4 Pelajaran Negosiasi Dari Twitter Feud POTUS Hadir Bersama Presiden Meksiko

Salah satu dari empat keterampilan lunak penting yang diperlukan untuk memimpin orang lain adalah kemampuan bernegosiasi untuk mendapatkan kesepakatan menang-menang. Tidak seperti di masa lalu, pemimpin hari ini tidak dapat mencapai apa pun yang bermakna tanpa terlibat dalam negosiasi yang terus-menerus. Hari-hari di mana para pemimpin hanya memberikan perintah untuk mewujudkan tujuan mereka secara harfiah berakhir. Pada tanggal 21 C, ketika mereka menetapkan tujuan, memberikan tugas kepada anggota tim mereka, berinteraksi dengan rekan-rekan mereka, atasan, dan pemangku kepentingan lainnya di dalam dan di luar organisasi mereka, mereka harus unggul dalam bernegosiasi untuk kesepakatan menang-menang.

Dalam artikel ini, izinkan saya berbagi dengan Anda salah satu pertimbangan paling penting saat Anda bernegosiasi untuk kesepakatan menang-menang, yaitu, tidak mengungkapkan semuanya saat matahari terbenam dari negosiasi apa pun.
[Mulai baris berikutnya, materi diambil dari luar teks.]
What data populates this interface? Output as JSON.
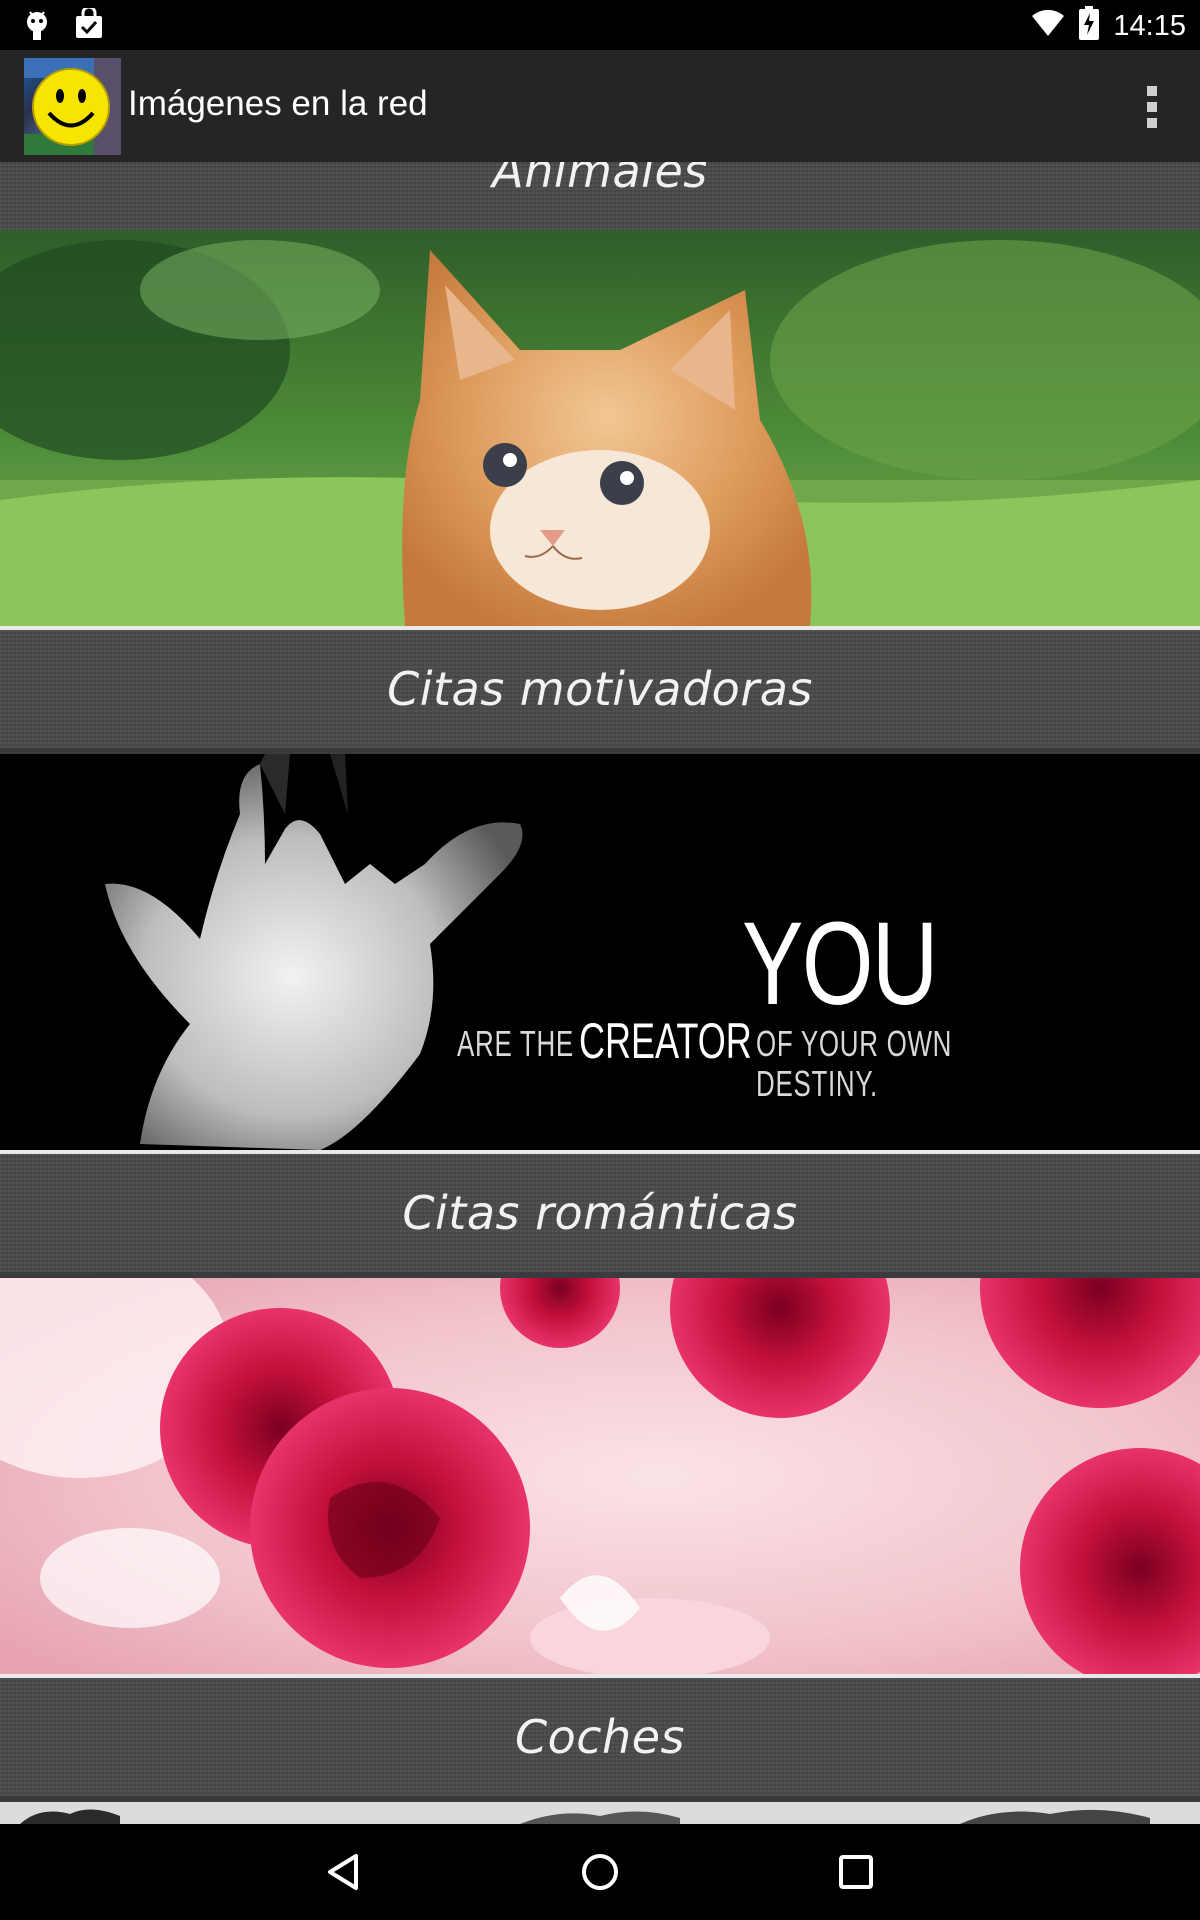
{
  "status_bar": {
    "time": "14:15",
    "icons": [
      "android-debug-icon",
      "play-store-bag-icon",
      "wifi-icon",
      "battery-charging-icon"
    ]
  },
  "action_bar": {
    "title": "Imágenes en la red",
    "logo_icon": "smiley-logo-icon",
    "menu_icon": "overflow-menu-icon"
  },
  "categories": [
    {
      "label": "Animales",
      "image": "kitten-in-grass-image"
    },
    {
      "label": "Citas motivadoras",
      "image": "hand-quote-image",
      "image_text": {
        "you": "YOU",
        "line_pre": "ARE THE",
        "line_bold": "CREATOR",
        "line_post": "OF YOUR OWN DESTINY."
      }
    },
    {
      "label": "Citas románticas",
      "image": "red-roses-image"
    },
    {
      "label": "Coches",
      "image": "cars-image"
    }
  ],
  "nav_bar": {
    "back_icon": "back-icon",
    "home_icon": "home-icon",
    "recents_icon": "recents-icon"
  },
  "colors": {
    "status_bar": "#000000",
    "action_bar": "#252525",
    "header_bg": "#48494b",
    "divider": "#e9e9e9"
  }
}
Negosiasi adalah seni dan membutuhkan strategi dalam pendekatan dan waktu kita. Untuk mengilustrasikan vitalitas kebijaksanaan ini, izinkan saya berbagi dengan Anda negosiasi informal antara Presiden AS Trump dan Presiden Meksiko Nieto di Twitter.

Anda mungkin sudah membaca atau menonton berita tentang Presiden Meksiko, Enrique Pena Nieto, membatalkan pertemuan dengan Presiden AS Donald Trump. Jika Anda meninjau peristiwa yang menyebabkan pembatalan, Anda tidak akan terkejut. Pada hari Rabu, 25 Januari 2017, Donald Trump menandatangani Perintah Eksekutif untuk membangun dinding di perbatasan selatan Amerika Serikat yang percaya bahwa Meksiko akan membayar biayanya dalam satu bentuk atau lainnya.

Keputusan ini bersifat sepihak dan dibuat tanpa persetujuan pemerintah Meksiko. Perintah Eksekutif menyinggung anggota delegasi Meksiko yang berada di AS pada waktu itu untuk memiliki beberapa bentuk negosiasi dengan administrasi Trump. Mengikuti tanda tangan, perwakilan tingkat tinggi memanggil Presiden mereka untuk membatalkan pertemuan yang dijadwalkan dengan Trump.

Pada hari Kamis, saat ini masih berlangsung, Trump tweeted mengatakan: "Jika Meksiko tidak mau membayar tembok yang sangat dibutuhkan, maka akan lebih baik membatalkan pertemuan yang akan datang." Tidak butuh waktu lama bagi Presiden Meksiko untuk melakukan itu – dia menuliskan rapat yang direncanakan pada hari Selasa minggu berikutnya, seperti Trump, melalui Twitter: " Pagi ini kami telah memberi tahu Gedung Putih bahwa saya tidak akan menghadiri pertemuan yang dijadwalkan Selasa depan dengan POTUS. "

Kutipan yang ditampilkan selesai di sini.